A Secretaria de Segurança Pública e a Secretaria de Polícia Judicial do STF estão trabalhando juntas para estabelecer um protocolo de atuação conjunto nesses dias. Após a formalização do pedido pelo Supremo, a SSP irá elaborar um Protocolo de Ações Integradas (PAI), e o Departamento de Operações da Polícia Militar local criará um documento detalhando as diretrizes operacionais para os policiais.

Denúncia

  • O STF julgará a denúncia contra o núcleo 1, que inclui Bolsonaro e outros sete indivíduos. Entre os crimes imputados estão liderança de organização criminosa, tentativa de abolição violenta do Estado Democrático de Direito, golpe de Estado e dano ao patrimônio da União.

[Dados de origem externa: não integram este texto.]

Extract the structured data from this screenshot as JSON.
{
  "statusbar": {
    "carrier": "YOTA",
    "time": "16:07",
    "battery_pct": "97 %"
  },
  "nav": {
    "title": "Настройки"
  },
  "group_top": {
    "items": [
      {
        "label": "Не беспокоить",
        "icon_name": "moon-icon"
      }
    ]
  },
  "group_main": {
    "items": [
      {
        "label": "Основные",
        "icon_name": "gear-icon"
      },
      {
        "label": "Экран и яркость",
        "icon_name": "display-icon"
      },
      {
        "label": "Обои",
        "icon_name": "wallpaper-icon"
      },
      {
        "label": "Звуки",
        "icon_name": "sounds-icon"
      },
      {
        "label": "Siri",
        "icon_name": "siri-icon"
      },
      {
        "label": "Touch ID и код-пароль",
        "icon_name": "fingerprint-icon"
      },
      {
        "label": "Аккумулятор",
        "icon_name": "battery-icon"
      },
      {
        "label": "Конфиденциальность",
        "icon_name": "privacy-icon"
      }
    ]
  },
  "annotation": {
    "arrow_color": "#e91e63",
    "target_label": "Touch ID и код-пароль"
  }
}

  • Os ministros responsáveis pelo julgamento são Cristiano Zanin, Càrmen Lúcia, Luiz Fux, Alexandre de Moraes e Flávio Dino, que decidirão se aceitam ou não as acusações.

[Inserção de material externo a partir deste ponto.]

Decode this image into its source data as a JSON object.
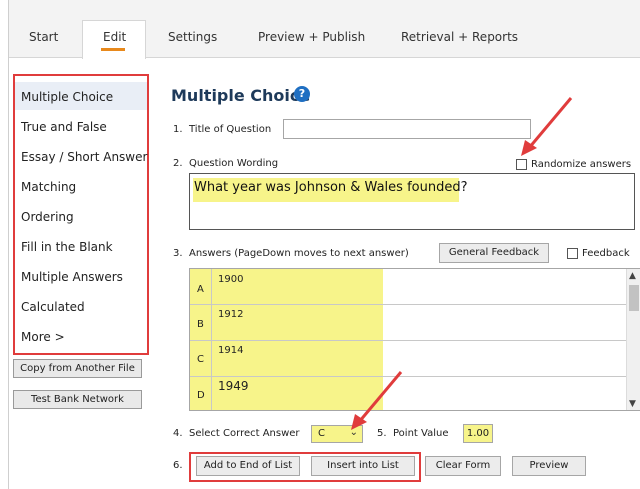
{
  "tabs": [
    {
      "label": "Start"
    },
    {
      "label": "Edit"
    },
    {
      "label": "Settings"
    },
    {
      "label": "Preview + Publish"
    },
    {
      "label": "Retrieval + Reports"
    }
  ],
  "sidebar": {
    "items": [
      {
        "label": "Multiple Choice"
      },
      {
        "label": "True and False"
      },
      {
        "label": "Essay / Short Answer"
      },
      {
        "label": "Matching"
      },
      {
        "label": "Ordering"
      },
      {
        "label": "Fill in the Blank"
      },
      {
        "label": "Multiple Answers"
      },
      {
        "label": "Calculated"
      },
      {
        "label": "More >"
      }
    ],
    "copy_button": "Copy from Another File",
    "network_button": "Test Bank Network"
  },
  "main": {
    "title": "Multiple Choice",
    "q1_number": "1.",
    "q1_label": "Title of Question",
    "q2_number": "2.",
    "q2_label": "Question Wording",
    "randomize_label": "Randomize answers",
    "wording_text": "What year was Johnson & Wales founded?",
    "q3_number": "3.",
    "answers_label": "Answers  (PageDown moves to next answer)",
    "general_feedback_button": "General Feedback",
    "feedback_label": "Feedback",
    "answers": [
      {
        "letter": "A",
        "value": "1900"
      },
      {
        "letter": "B",
        "value": "1912"
      },
      {
        "letter": "C",
        "value": "1914"
      },
      {
        "letter": "D",
        "value": "1949"
      }
    ],
    "q4_number": "4.",
    "select_label": "Select Correct Answer",
    "selected_answer": "C",
    "q5_number": "5.",
    "point_label": "Point Value",
    "point_value": "1.00",
    "q6_number": "6.",
    "add_end_button": "Add to End of List",
    "insert_button": "Insert into List",
    "clear_button": "Clear Form",
    "preview_button": "Preview"
  },
  "colors": {
    "highlight": "#f7f48a",
    "callout_red": "#e03c3c",
    "accent_orange": "#e8891c",
    "title_blue": "#1e3a5a",
    "help_blue": "#1f6fc2"
  }
}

  • Essa fase, a iniciar em 25 de março, não trata do julgamento de mérito, mas sim do recebimento da denúncia, onde os ministros avaliam se existem indícios mínimos na investigação.

Caso a denúncia seja aceita, os acusados se tornarão réus e terá início a ação penal, com a instrução do caso e depoimentos de réus e testemunhas. Somente após toda a instrução, ocorrerá o julgamento dos fatos. Portanto, esta etapa não envolve determinar a culpabilidade ou prisão dos acusados, mas sim o prosseguimento do processo judicial.